Nino Rota, l'amico ritrovato dagli Avion Travel

Suggestioni musicali e teatrali con Peppe Servillo e compagni. E MusicAcross risveglia Milano dal letargo

Nino Rota sta a Federico Fellini come la musica sta al cinema. E questa è una proporzione della matematica dell’arte che crea teoremi strani, fatti di simbiosi, condivisioni, bizzarrie della creatività. Milano si risveglia da un lungo letargo teatrale. Era ora. E ci volevano gli Avion Travel per farci tornare a sussultare con uno degli spettacoli musicali più emozionanti degli ultimi anni. Nino Rota – l’amico ritrovato non è solo una rivisitazione musicale di un grande compositore. E’ piuttosto l’atto della riscoperta fuori dai canoni tra le nuvole vaporose del cinema  - quelle che sovrastano il palcoscenico degli Arcimboldi, e la fecondazione della musica tra il misticismo della realtà e la spiritualità dei sogni.

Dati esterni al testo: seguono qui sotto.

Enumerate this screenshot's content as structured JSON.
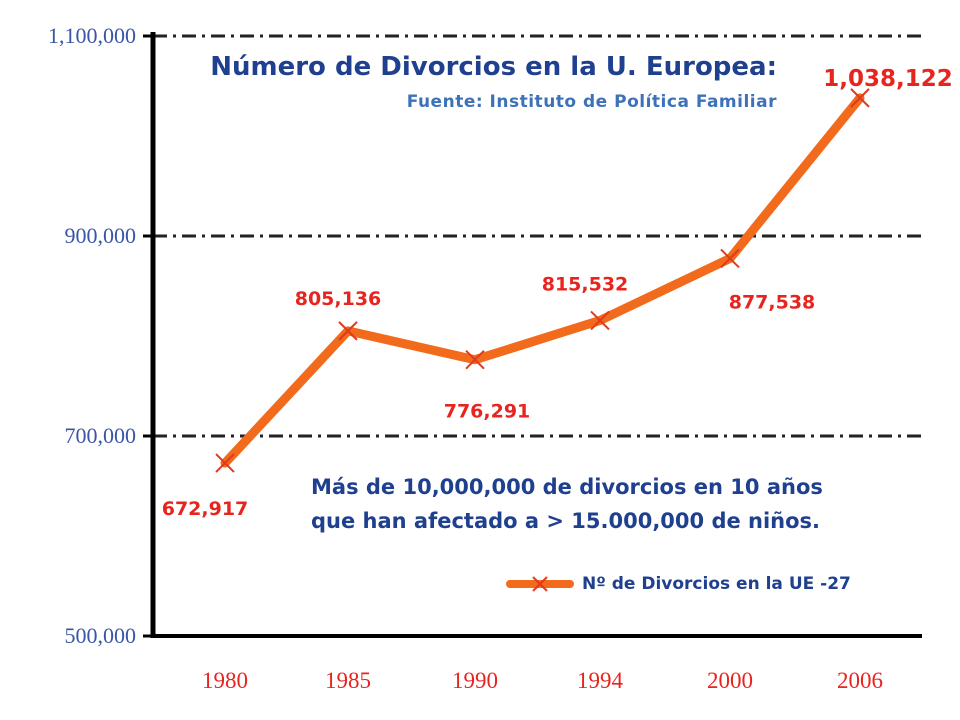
{
  "chart_data": {
    "type": "line",
    "title": "Número de Divorcios en la U. Europea:",
    "subtitle": "Fuente: Instituto de Política Familiar",
    "categories": [
      "1980",
      "1985",
      "1990",
      "1994",
      "2000",
      "2006"
    ],
    "series": [
      {
        "name": "Nº de Divorcios en la UE -27",
        "values": [
          672917,
          805136,
          776291,
          815532,
          877538,
          1038122
        ],
        "data_labels": [
          "672,917",
          "805,136",
          "776,291",
          "815,532",
          "877,538",
          "1,038,122"
        ],
        "color": "#f26a1b",
        "marker": "x"
      }
    ],
    "ylim": [
      500000,
      1100000
    ],
    "yticks": [
      500000,
      700000,
      900000,
      1100000
    ],
    "ytick_labels": [
      "500,000",
      "700,000",
      "900,000",
      "1,100,000"
    ],
    "xlabel": "",
    "ylabel": "",
    "grid": "dash-dot horizontal",
    "legend_position": "bottom-right",
    "annotation": {
      "line1": "Más de 10,000,000 de divorcios en 10 años",
      "line2": "que han afectado a > 15.000,000 de niños."
    },
    "colors": {
      "line": "#f26a1b",
      "data_labels": "#e8241f",
      "text": "#1f3f8f",
      "yaxis_labels": "#3a55a8",
      "xaxis_labels": "#e8241f"
    }
  }
}
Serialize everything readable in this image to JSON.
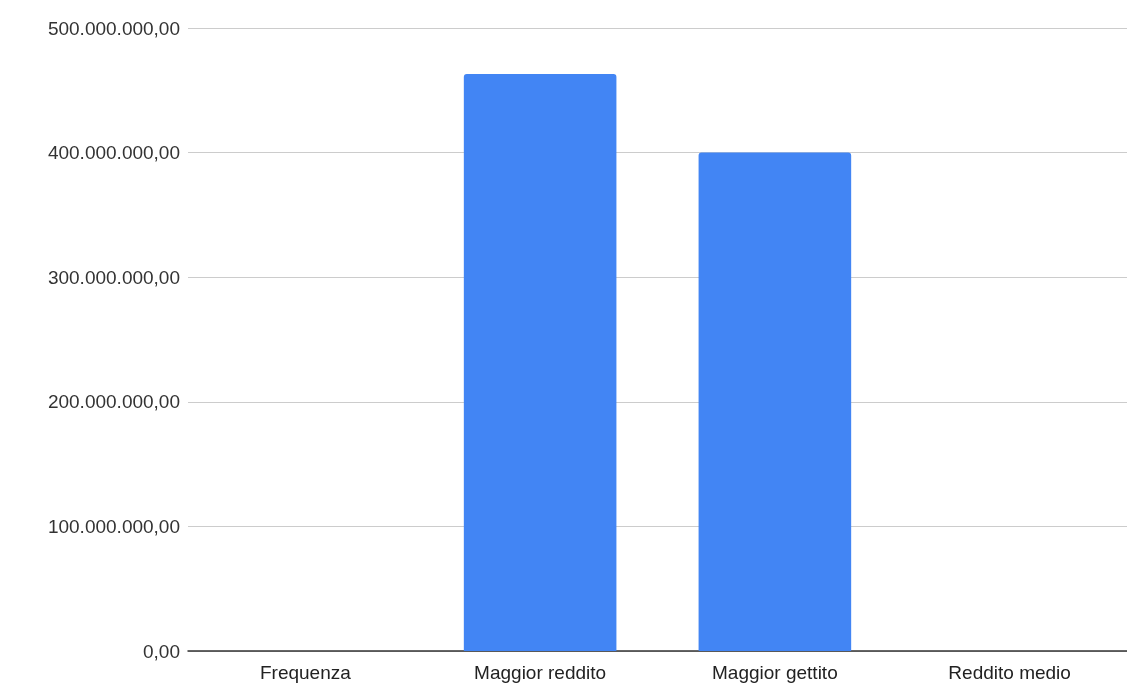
{
  "chart_data": {
    "type": "bar",
    "categories": [
      "Frequenza",
      "Maggior reddito",
      "Maggior gettito",
      "Reddito medio"
    ],
    "values": [
      0,
      463000000,
      400000000,
      0
    ],
    "color": "#4285f4",
    "ylim": [
      0,
      500000000
    ],
    "yticks": [
      {
        "value": 0,
        "label": "0,00"
      },
      {
        "value": 100000000,
        "label": "100.000.000,00"
      },
      {
        "value": 200000000,
        "label": "200.000.000,00"
      },
      {
        "value": 300000000,
        "label": "300.000.000,00"
      },
      {
        "value": 400000000,
        "label": "400.000.000,00"
      },
      {
        "value": 500000000,
        "label": "500.000.000,00"
      }
    ],
    "grid": "y"
  }
}
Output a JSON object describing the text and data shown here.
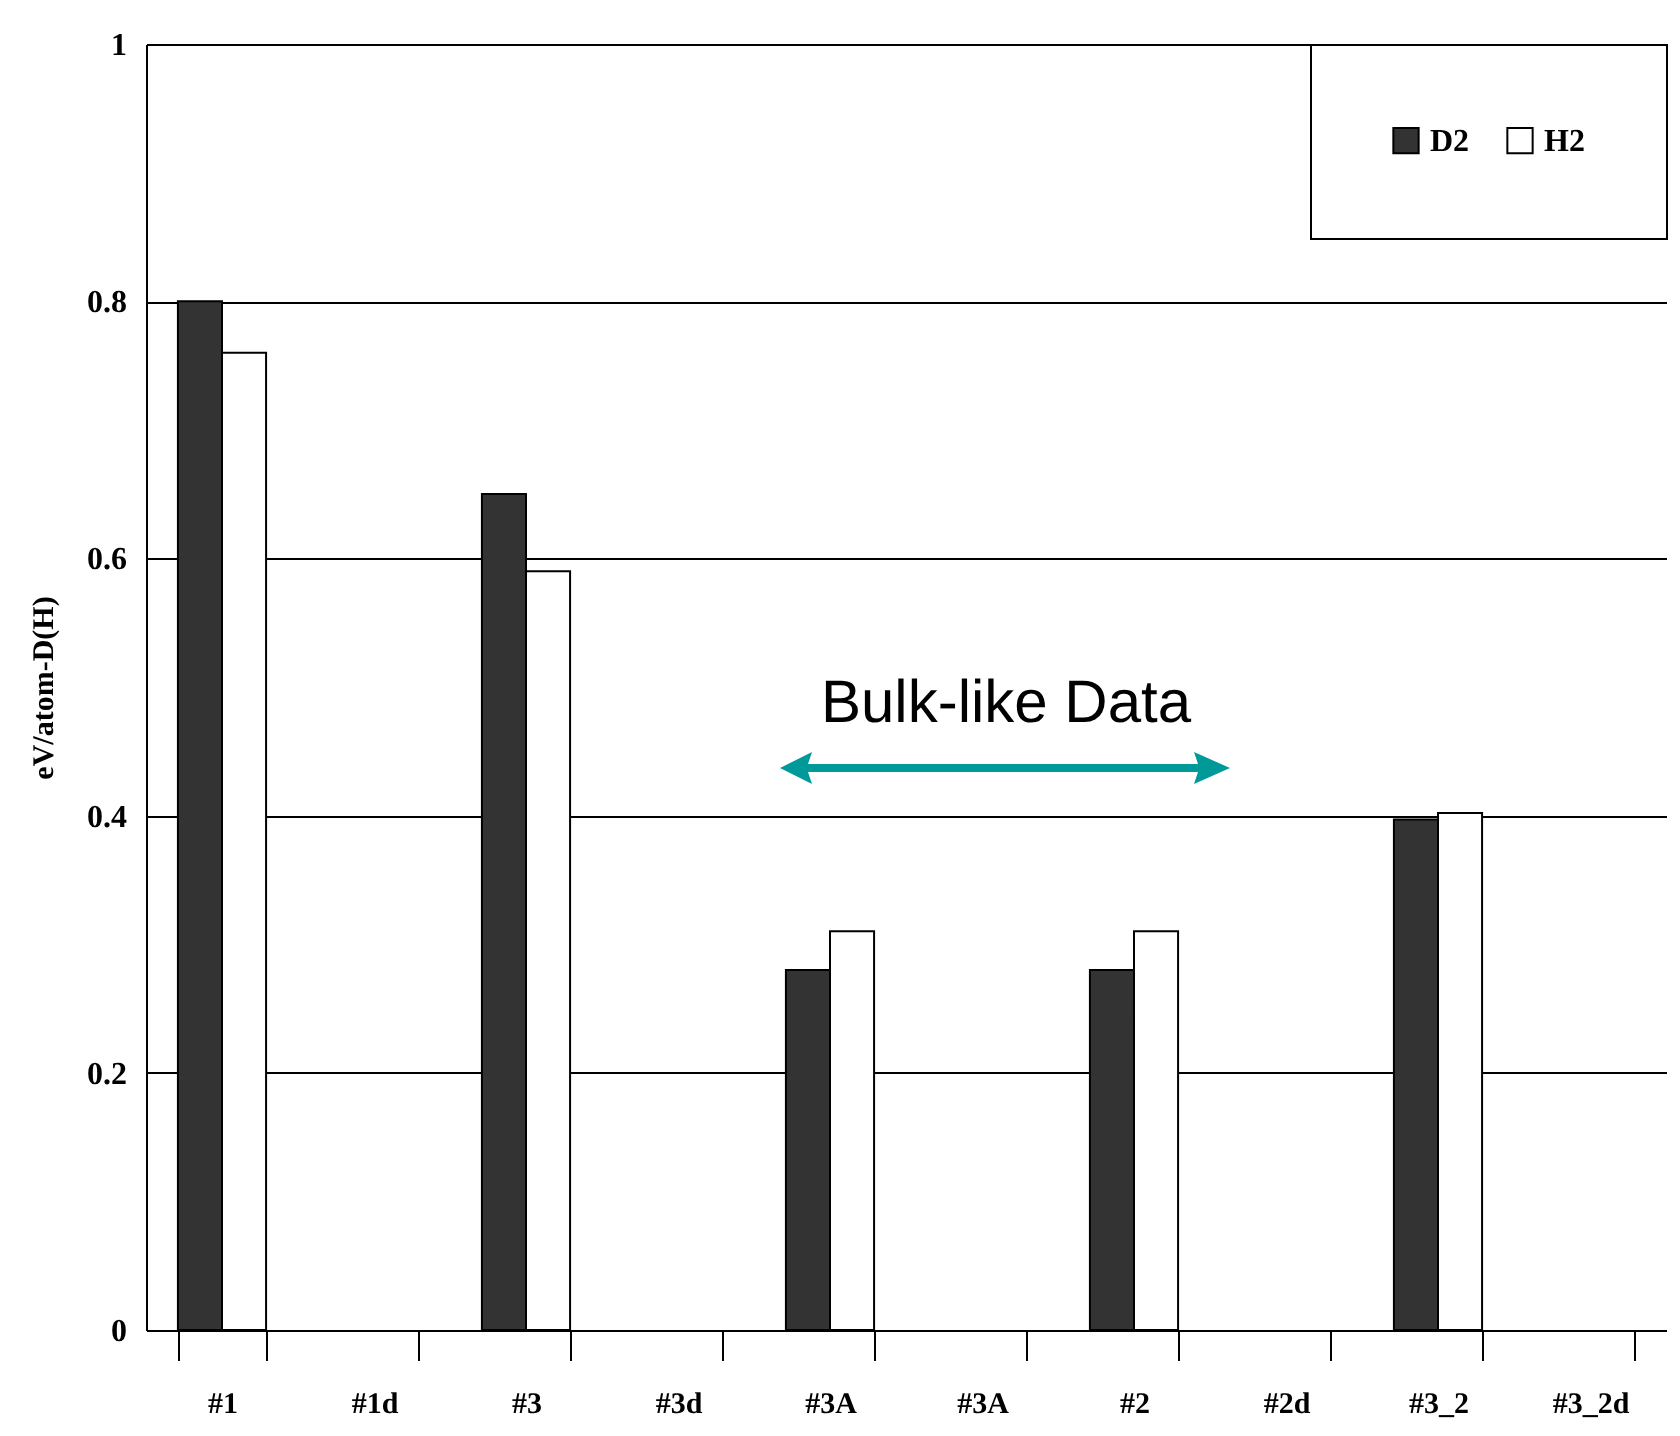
{
  "chart_data": {
    "type": "bar",
    "ylabel": "eV/atom-D(H)",
    "categories": [
      "#1",
      "#1d",
      "#3",
      "#3d",
      "#3A",
      "#3A",
      "#2",
      "#2d",
      "#3_2",
      "#3_2d"
    ],
    "series": [
      {
        "name": "D2",
        "color": "#333333",
        "values": [
          0.8,
          null,
          0.65,
          null,
          0.28,
          null,
          0.28,
          null,
          0.397,
          null
        ]
      },
      {
        "name": "H2",
        "color": "#ffffff",
        "values": [
          0.76,
          null,
          0.59,
          null,
          0.31,
          null,
          0.31,
          null,
          0.402,
          null
        ]
      }
    ],
    "ylim": [
      0,
      1
    ],
    "yticks": [
      0,
      0.2,
      0.4,
      0.6,
      0.8,
      1
    ],
    "grid": "y",
    "legend": "top right",
    "annotations": [
      "Bulk-like Data"
    ]
  }
}
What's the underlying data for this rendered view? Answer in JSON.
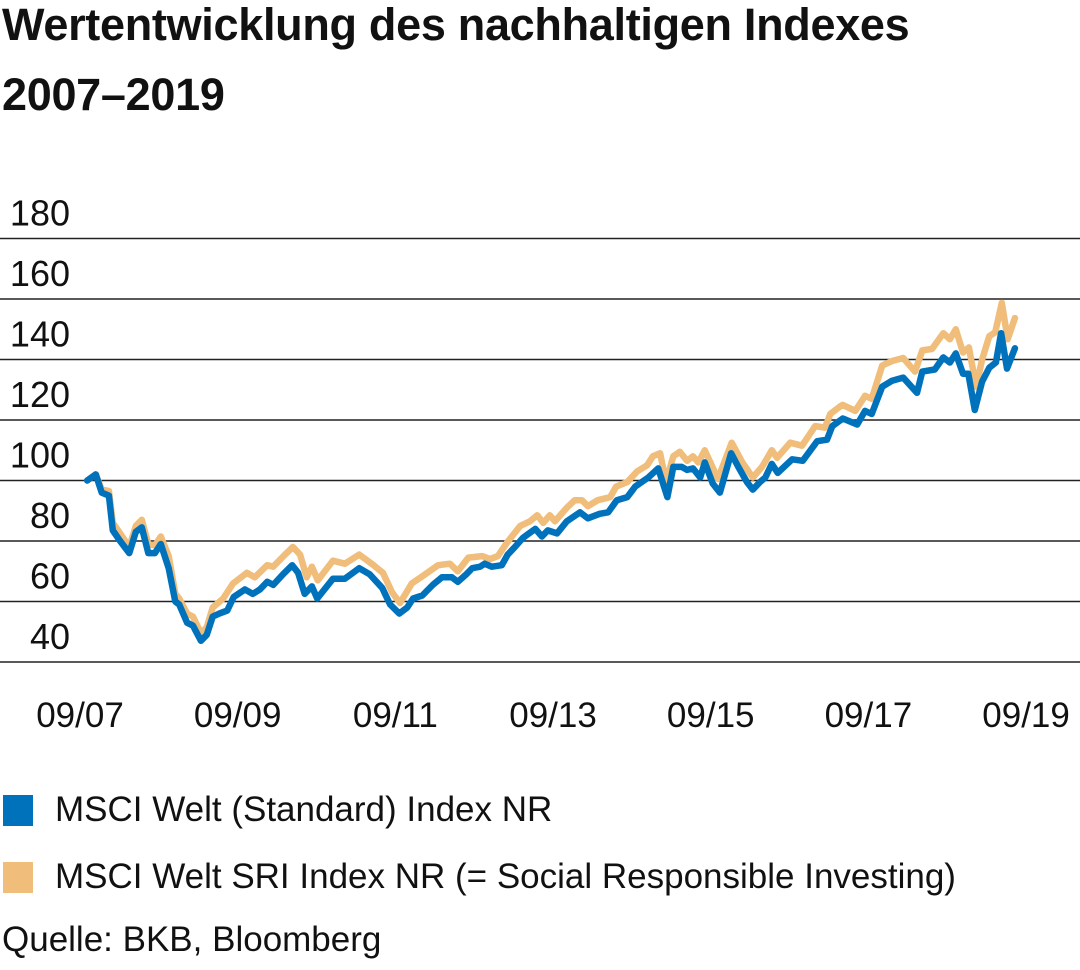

AVION TRAVEL - In tutto questo ci si mette pure l’estro imprevedibile degli Avion Travel con una breve annotazione storica: Peppe Servillo e compagni sono stati fautori di un bagliore sperimentale che si è sforzato di far diminuire nella cultura casertana, culla degli allori vanvitelliani, un antipatico lassismo provinciale.
“Portare Nino Rota a Milano è come se un milanese cantasse Sergio Bruni a Napoli”, esordisce Servillo, lui che fino alla fine gioca a fare la parte dell’insolente istrione. E gli riesce bene – non solo perché “è il fratello minore del bravo Toni" – ma perché ha capito come si fa l’equilibrista tra sviluppo drammaturgico e narrativa musicale.

LA MAGIA DI NINO ROTA - Mentre l’impeccabile Orchestra camerata ducale diretta da Marcello Rota porta a passeggio il pubblico tra Amarcord, Il Padrino, La Dolce Vita e 8 ½, la video pittura animata di Giuseppe Ragazzini lancia il sublime nella sfera del fantastico. Questo spettacolo sarebbe piaciuto a Federico Fellini e Giulietta Masina perché ha saputo raccontare in poco più di novanta minuti  il Belpaese di ieri ai giovani d’oggi. A prendersi i lunghi e meritati applausi sul palco c’è anche il deux ex machina: l’imprevedibile Caterina Caselli, orgoglio dei nostri discografici, che ha vinto la sfida di MusicAcross, contenitore sperimentale di future memorie.